Ülke ekonomilerinde sektörlerin kârlılıkları ekonominin genel gidişatını göstermesi anlamında son derece önemli bir konudur.
Kâr ve kârlılık işletmelerin gelecek projeksiyonlarının sürdürülebilmesi noktasında olmazsa olmaz şartlardan birisidir. Yani kâr etmeyen işletmenin hayatını devam ettirebilmesi mümkün değildir.
İşletmeler kârlılıkla birlikte üretim gücünü aldıkları kaynakları da verimli bir şekilde kullanmak zorundadırlar.
Üretim gücü kaynağı denildiğinde bankaların bir adım öne çıktığı herkes tarafından bilinmektedir.
Üretmek isteyenlerin veya farklı iş konularında yatırımlarını artırmak isteyenlerin finansal anlamda dar duruma düştüklerinde başvurdukları yol bankalardan kredi talep etmelerinden geçiyor.
Ortaya çıkan bu talepten ötürü de bankalar vermiş oldukları hizmet karşılığında birtakım gelirler elde etmektedirler.
Şöyle ki bankalar mevduat sahiplerinden aldıkları mevduatın üzerine spread diye adlandırılan faiz karını ekleyerek kredi talep edenlere satarlar.
Mevduat sahiplerine verdikleri faiz ile kredi talep edene sattıkları kredi faiz oranı arasındaki kâr da bankanın kârı olarak kalır.

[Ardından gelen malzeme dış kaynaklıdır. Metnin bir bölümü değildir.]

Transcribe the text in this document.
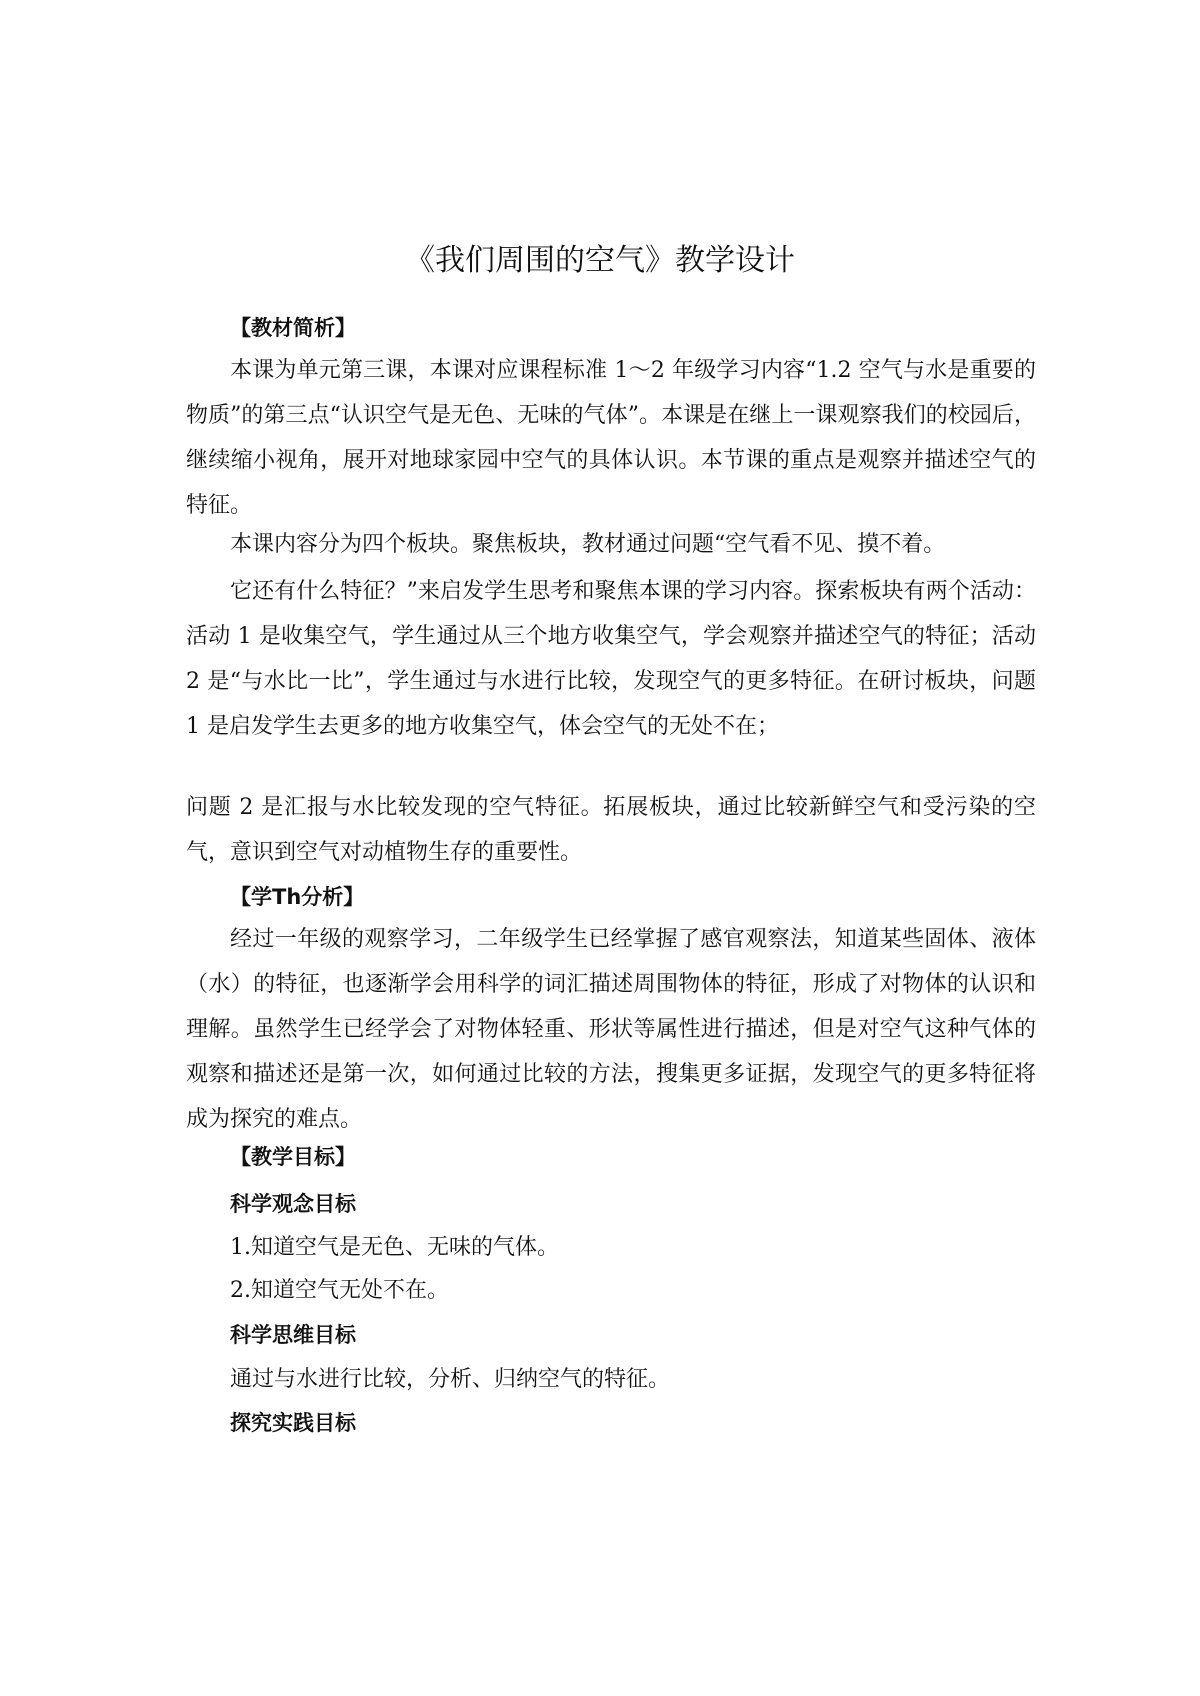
《我们周围的空气》教学设计
【教材简析】

本课为单元第三课，本课对应课程标准 1～2 年级学习内容“1.2 空气与水是重要的物质”的第三点“认识空气是无色、无味的气体”。本课是在继上一课观察我们的校园后，继续缩小视角，展开对地球家园中空气的具体认识。本节课的重点是观察并描述空气的特征。

本课内容分为四个板块。聚焦板块，教材通过问题“空气看不见、摸不着。

它还有什么特征？”来启发学生思考和聚焦本课的学习内容。探索板块有两个活动：活动 1 是收集空气，学生通过从三个地方收集空气，学会观察并描述空气的特征；活动 2 是“与水比一比”，学生通过与水进行比较，发现空气的更多特征。在研讨板块，问题 1 是启发学生去更多的地方收集空气，体会空气的无处不在；

问题 2 是汇报与水比较发现的空气特征。拓展板块，通过比较新鲜空气和受污染的空气，意识到空气对动植物生存的重要性。

【学Th分析】

经过一年级的观察学习，二年级学生已经掌握了感官观察法，知道某些固体、液体（水）的特征，也逐渐学会用科学的词汇描述周围物体的特征，形成了对物体的认识和理解。虽然学生已经学会了对物体轻重、形状等属性进行描述，但是对空气这种气体的观察和描述还是第一次，如何通过比较的方法，搜集更多证据，发现空气的更多特征将成为探究的难点。

【教学目标】
科学观念目标
1.知道空气是无色、无味的气体。
2.知道空气无处不在。
科学思维目标
通过与水进行比较，分析、归纳空气的特征。
探究实践目标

Bu şekilde elde ettikleri kar çeşidine bankaların faiz gelirleri denilmektedir.
Bankaların faiz gelirlerinin yanında bir de faiz dışı gelirleri bulunmaktadır. Bunlarda kredi kartını kullanmanızdan ötürü sizden alınan kredi kartı kullanım ücretleri, hesabınızda ki paranın ne kadar olduğunu hesap defterinize işletmenizden ötürü alınan hesap işletim ücreti, paranızı bir başkasına göndermek istediğinizde sizden talep edilen transfer ücreti, bankadaki kiralık kasaları kullanmanızdan ötürü ödeyeceğiniz kasa kullanım bedelleri, bankada yapmış olduğunuz kimi işlemler neticesinde ödemek durumunda olduğunuz masraflar ve komisyon tahsilatlarıdır.
Tüm bu gelir kalemlerine bir göz attığımızda aslında bankaların tam anlamıyla para ticareti yaptıklarını söyleyebiliriz.

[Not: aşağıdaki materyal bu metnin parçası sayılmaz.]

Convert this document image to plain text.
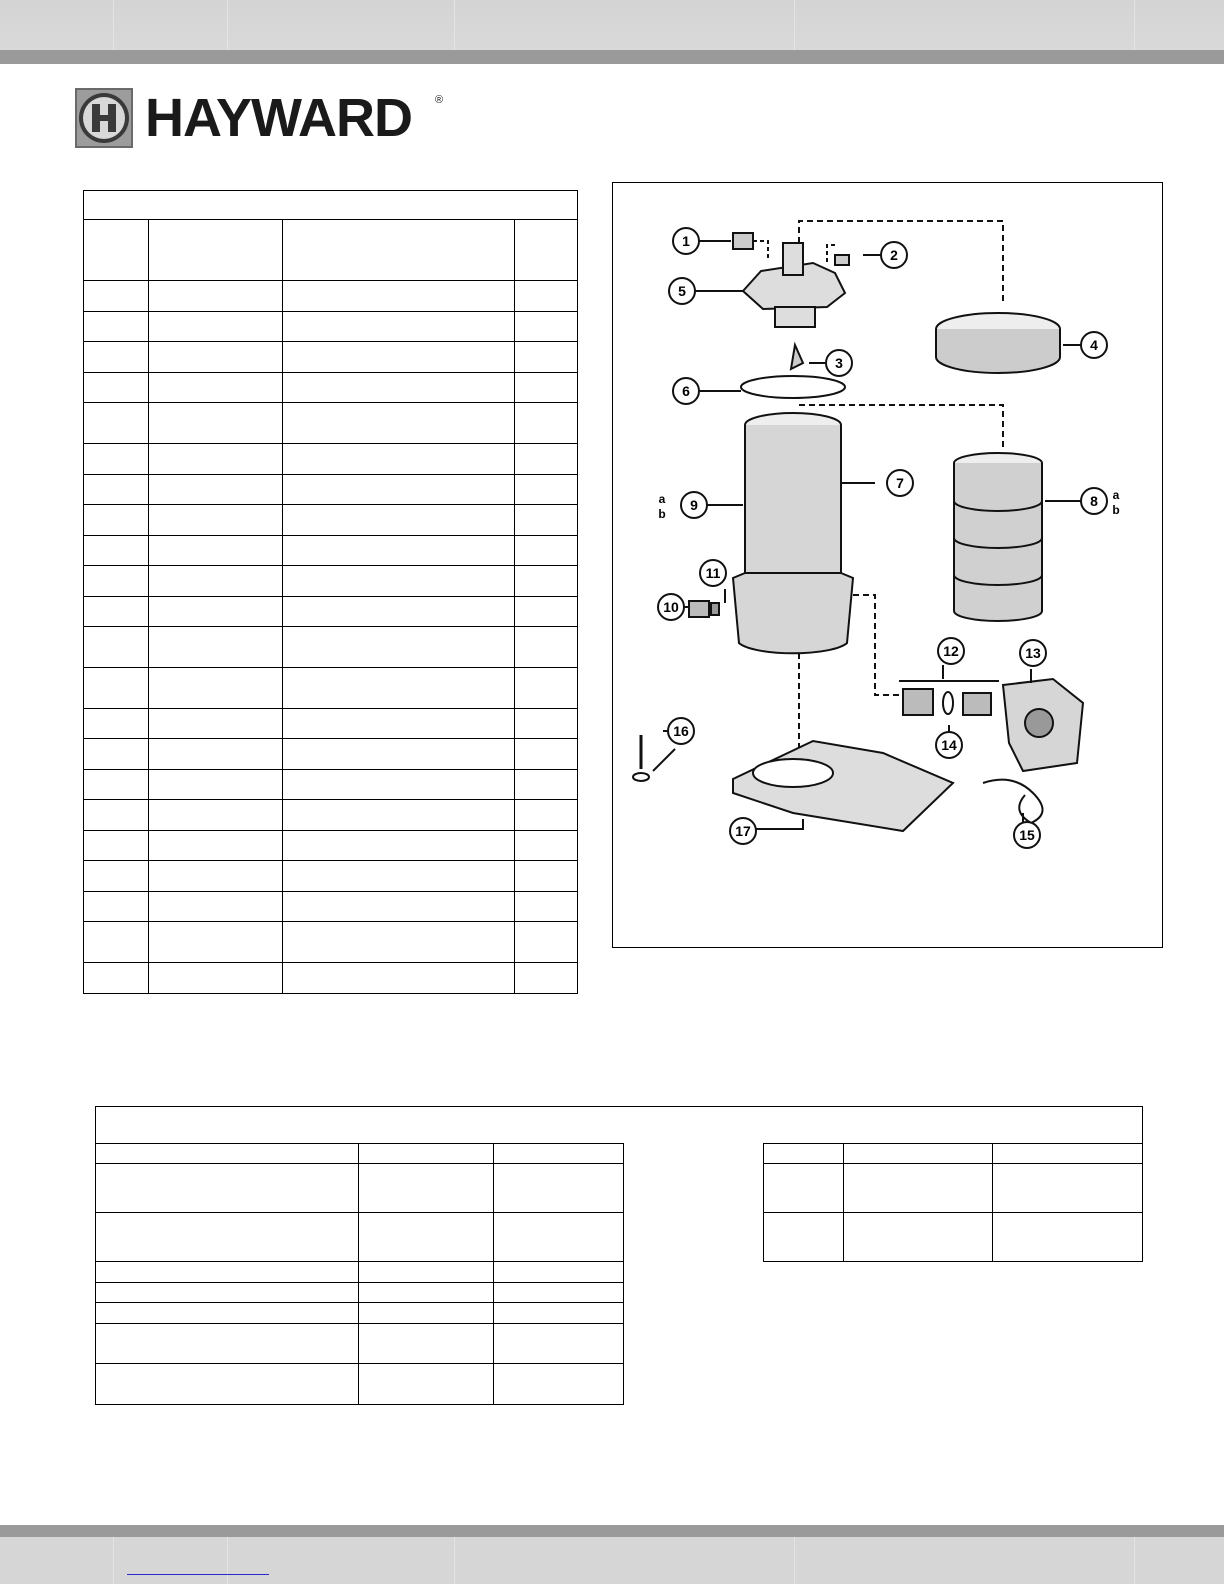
HAYWARD ®

1
2
3
4
5
6
7
8
9
10
11
12	13
14
15
16
17
a
b
a
b
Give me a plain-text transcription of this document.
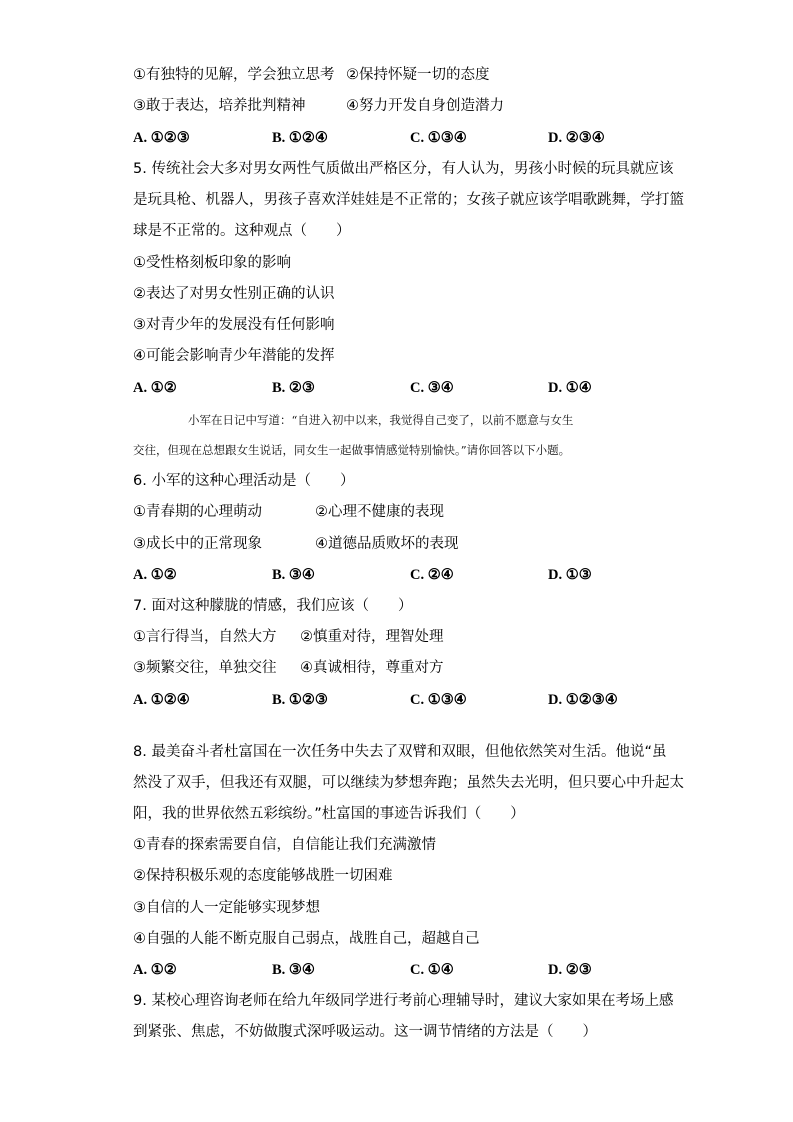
①有独特的见解，学会独立思考 ②保持怀疑一切的态度
③敢于表达，培养批判精神	④努力开发自身创造潜力
A. ①②③	B. ①②④	C. ①③④	D. ②③④
5. 传统社会大多对男女两性气质做出严格区分，有人认为，男孩小时候的玩具就应该
是玩具枪、机器人，男孩子喜欢洋娃娃是不正常的；女孩子就应该学唱歌跳舞，学打篮
球是不正常的。这种观点（　　）
①受性格刻板印象的影响
②表达了对男女性别正确的认识
③对青少年的发展没有任何影响
④可能会影响青少年潜能的发挥
A. ①②	B. ②③	C. ③④	D. ①④
小军在日记中写道：“自进入初中以来，我觉得自己变了，以前不愿意与女生
交往，但现在总想跟女生说话，同女生一起做事情感觉特别愉快。”请你回答以下小题。
6. 小军的这种心理活动是（　　）
①青春期的心理萌动	②心理不健康的表现
③成长中的正常现象	④道德品质败坏的表现
A. ①②	B. ③④	C. ②④	D. ①③
7. 面对这种朦胧的情感，我们应该（　　）
①言行得当，自然大方 ②慎重对待，理智处理
③频繁交往，单独交往 ④真诚相待，尊重对方
A. ①②④	B. ①②③	C. ①③④	D. ①②③④
8. 最美奋斗者杜富国在一次任务中失去了双臂和双眼，但他依然笑对生活。他说“虽
然没了双手，但我还有双腿，可以继续为梦想奔跑；虽然失去光明，但只要心中升起太
阳，我的世界依然五彩缤纷。”杜富国的事迹告诉我们（　　）
①青春的探索需要自信，自信能让我们充满激情
②保持积极乐观的态度能够战胜一切困难
③自信的人一定能够实现梦想
④自强的人能不断克服自己弱点，战胜自己，超越自己
A. ①②	B. ③④	C. ①④	D. ②③
9. 某校心理咨询老师在给九年级同学进行考前心理辅导时，建议大家如果在考场上感
到紧张、焦虑，不妨做腹式深呼吸运动。这一调节情绪的方法是（　　）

Mevduat sahiplerinin parasını sermaye yaparak bu paranın üzerinden para kazanmanın asıl işleri olduğunu söyleyebiliriz bankalar için.
Ülkemizde son 5 yılda bankaların karlarına bir göz attığımızda birçok ürün üreten şirketlerden ve hizmet üreten işletmelerden çok daha büyük karlar elde ettiklerini görebiliriz.
Veriler bize şunu gösteriyor; Türkiye’de 2016 yılında bankalar 37 milyar 530 milyon TL kâr elde ederken bu karlılıkları 2017 yılında %29,6’lık artışla 48 milyar 648 milyon TL olmuştur.
2018 yılında ise %11,2 artışla bankaların karlılığı 54 milyar 123 milyon TL olarak gerçekleşmiştir.
2019’da ise kârlılıklarında ciddi bir düşüş yaşanılarak yaklaşık %10’luk bir düşüşle 49 milyar 43 milyon TL civarında bir kâr rakamı ortaya çıkmıştır.
Geçtiğimiz yıl olan 2020’de ise bu zamana kadar bankaların elde ettikleri yıllık kârın en yüksek rakamına ulaşarak 59 milyar 973 milyon TL kâra ulaştıkları ortadadır.
2020 yılı kârlarının 2019’a oranla %22,3’lük bir artış performansı ortaya koyduğunu da özellikle belirtmek gerekmektedir.
Evet ülke ekonomileri için önemli bir yere sahip olan bankaların ayakta güçlü olarak kalabilmeleri için kârlılık performansları önemlidir.
Ama üreten, üretmeye çalışan ve üretmek için tüm varlığını taşın altına koyan şirketlerimizin veya işletmelerimizin karlılık performansları da bankalar kadar önemli değil midir?